Defining Availability
Availability measures the percentage of time a system is operational and accessible. It is expressed as "nines" — 99.9% (three nines) means roughly 8.7 hours of downtime per year.
| Nines | Availability | Downtime / Year | Downtime / Month |
|---|---|---|---|
| Two nines | 99% | 3.65 days | 7.3 hours |
| Three nines | 99.9% | 8.76 hours | 43.8 minutes |
| Four nines | 99.99% | 52.6 minutes | 4.38 minutes |
| Five nines | 99.999% | 5.26 minutes | 26.3 seconds |
NOTE: Each additional nine is exponentially harder (and more expensive) to achieve.
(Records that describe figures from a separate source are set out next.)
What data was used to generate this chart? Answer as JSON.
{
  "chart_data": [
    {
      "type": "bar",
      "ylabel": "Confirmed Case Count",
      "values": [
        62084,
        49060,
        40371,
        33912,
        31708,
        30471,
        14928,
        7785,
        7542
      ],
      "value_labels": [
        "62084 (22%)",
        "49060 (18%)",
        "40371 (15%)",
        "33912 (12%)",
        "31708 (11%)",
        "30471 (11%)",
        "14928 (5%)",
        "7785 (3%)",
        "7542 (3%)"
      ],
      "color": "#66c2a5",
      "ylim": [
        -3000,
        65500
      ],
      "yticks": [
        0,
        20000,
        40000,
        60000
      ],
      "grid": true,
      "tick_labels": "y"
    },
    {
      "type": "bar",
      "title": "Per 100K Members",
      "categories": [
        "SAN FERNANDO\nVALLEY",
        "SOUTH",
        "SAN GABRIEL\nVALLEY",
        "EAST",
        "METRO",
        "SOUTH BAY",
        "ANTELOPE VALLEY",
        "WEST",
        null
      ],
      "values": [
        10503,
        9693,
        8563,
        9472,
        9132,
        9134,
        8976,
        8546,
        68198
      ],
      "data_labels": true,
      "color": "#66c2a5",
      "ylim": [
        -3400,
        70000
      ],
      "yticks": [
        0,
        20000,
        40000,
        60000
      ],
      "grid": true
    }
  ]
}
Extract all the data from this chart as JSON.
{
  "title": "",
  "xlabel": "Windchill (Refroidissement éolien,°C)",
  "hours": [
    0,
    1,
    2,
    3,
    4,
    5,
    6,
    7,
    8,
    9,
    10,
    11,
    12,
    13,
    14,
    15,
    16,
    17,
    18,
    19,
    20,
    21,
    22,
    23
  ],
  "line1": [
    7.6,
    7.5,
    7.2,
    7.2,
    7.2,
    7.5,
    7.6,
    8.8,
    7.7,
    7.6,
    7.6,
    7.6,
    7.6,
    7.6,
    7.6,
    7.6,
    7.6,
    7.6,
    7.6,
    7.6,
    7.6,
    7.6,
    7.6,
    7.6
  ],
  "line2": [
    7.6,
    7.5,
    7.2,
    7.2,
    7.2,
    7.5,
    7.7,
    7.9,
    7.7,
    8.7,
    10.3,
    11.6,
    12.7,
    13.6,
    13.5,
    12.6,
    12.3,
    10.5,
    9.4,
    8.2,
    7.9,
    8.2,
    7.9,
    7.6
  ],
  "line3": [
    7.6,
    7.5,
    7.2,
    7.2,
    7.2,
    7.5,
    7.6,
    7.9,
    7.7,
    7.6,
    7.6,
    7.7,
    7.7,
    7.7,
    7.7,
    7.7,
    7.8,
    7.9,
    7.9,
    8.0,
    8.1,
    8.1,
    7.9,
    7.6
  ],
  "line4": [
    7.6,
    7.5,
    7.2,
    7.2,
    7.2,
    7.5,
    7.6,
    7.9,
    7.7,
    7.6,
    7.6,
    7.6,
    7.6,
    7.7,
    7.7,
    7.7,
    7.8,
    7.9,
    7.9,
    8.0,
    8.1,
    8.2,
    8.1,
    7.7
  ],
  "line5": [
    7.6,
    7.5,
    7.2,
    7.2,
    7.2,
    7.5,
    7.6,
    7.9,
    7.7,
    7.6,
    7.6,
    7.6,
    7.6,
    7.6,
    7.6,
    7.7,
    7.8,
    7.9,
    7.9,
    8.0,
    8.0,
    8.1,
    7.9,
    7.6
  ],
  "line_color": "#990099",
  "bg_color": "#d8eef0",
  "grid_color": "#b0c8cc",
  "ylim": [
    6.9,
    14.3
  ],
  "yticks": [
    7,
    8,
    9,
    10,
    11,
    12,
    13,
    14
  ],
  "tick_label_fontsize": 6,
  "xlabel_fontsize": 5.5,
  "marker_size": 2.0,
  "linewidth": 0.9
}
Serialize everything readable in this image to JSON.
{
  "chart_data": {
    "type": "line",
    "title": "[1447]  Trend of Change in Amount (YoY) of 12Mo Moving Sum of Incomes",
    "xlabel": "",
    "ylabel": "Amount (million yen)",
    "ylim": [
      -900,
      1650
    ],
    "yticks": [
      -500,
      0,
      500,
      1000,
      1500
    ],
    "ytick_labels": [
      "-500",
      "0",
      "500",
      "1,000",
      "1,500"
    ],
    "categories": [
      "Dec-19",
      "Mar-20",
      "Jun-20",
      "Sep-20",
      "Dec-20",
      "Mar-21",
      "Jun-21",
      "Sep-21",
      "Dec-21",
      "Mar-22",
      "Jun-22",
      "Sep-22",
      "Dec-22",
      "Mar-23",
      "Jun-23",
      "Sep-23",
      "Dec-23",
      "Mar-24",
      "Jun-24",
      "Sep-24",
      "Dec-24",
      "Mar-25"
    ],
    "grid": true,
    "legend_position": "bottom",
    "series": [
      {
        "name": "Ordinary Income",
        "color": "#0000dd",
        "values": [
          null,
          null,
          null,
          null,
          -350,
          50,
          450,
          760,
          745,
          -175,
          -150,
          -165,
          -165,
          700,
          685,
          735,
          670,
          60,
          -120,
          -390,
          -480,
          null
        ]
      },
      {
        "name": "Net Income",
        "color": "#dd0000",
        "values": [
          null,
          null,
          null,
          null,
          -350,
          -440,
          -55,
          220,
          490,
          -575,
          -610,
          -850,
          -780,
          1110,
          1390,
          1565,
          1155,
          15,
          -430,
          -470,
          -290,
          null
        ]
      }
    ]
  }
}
Going from 99.9% to 99.99% often requires completely re-architecting your system.
SLA, SLO, and SLI
- SLI (Service Level Indicator) — a measured metric, e.g. request latency p99
- SLO (Service Level Objective) — the target value for an SLI, e.g. p99 latency < 200ms
- SLA (Service Level Agreement) — a contract with consequences if SLOs are missed
Redundancy & Failover
Redundancy means having backup components ready to take over when a primary fails. Failover is the process of switching to the backup. Think of a hospital generator: when the main power grid goes down, the generator kicks in automatically.
Flow:
- Primary Server — Handles all production traffic
- Heartbeat Check — Monitors primary health every few seconds
- Failure Detected — Primary stops responding
- Standby Promoted — Hot standby becomes new primary
- Traffic Rerouted — DNS/LB points to new primary
Active-Passive vs Active-Active
| Active-Passive (Hot Standby) | Active-Active |
|---|---|
| One server handles traffic | All servers handle traffic |
| Standby idles until failover | No idle resources |
| Simpler to implement | More complex (data sync) |
| Some downtime during switch | Near-zero downtime failover |
| Standby cost with no throughput benefit | Better resource utilization |
High Availability vs Disaster Recovery
| High Availability (HA) | Disaster Recovery (DR) |
|---|---|
| Prevents downtime within a region | Recovers from region-wide failures |
| Automatic failover in seconds | Can take minutes to hours |
| Redundant components in same data center | Backups in different geographic region |
| Goal: minimize unplanned downtime | Goal: recover from catastrophic events |
| Example: database replicas with auto-failover | Example: cross-region S3 replication |
Measuring Reliability
Reliability is about the system producing correct results consistently. A system can be available (it responds) but unreliable (it returns wrong data). Key metrics include:
| Metric | What It Measures |
|---|---|
| MTBF (Mean Time Between Failures) | Average time the system runs without failing |
| MTTR (Mean Time To Repair) | Average time to fix a failure |
| Error rate | Percentage of requests that return errors |
| Data durability | Probability that stored data is not lost (e.g., 99.999999999%) |
TIP: Availability = MTBF / (MTBF + MTTR). To improve availability you can either increase MTBF (better hardware, fewer bugs) or decrease MTTR (faster detection, automated recovery).
Key Takeaways
- Define your SLOs before designing the system.
- Redundancy removes single points of failure.
- Active-active gives better utilization but adds complexity.
- HA protects within a region; DR protects across regions.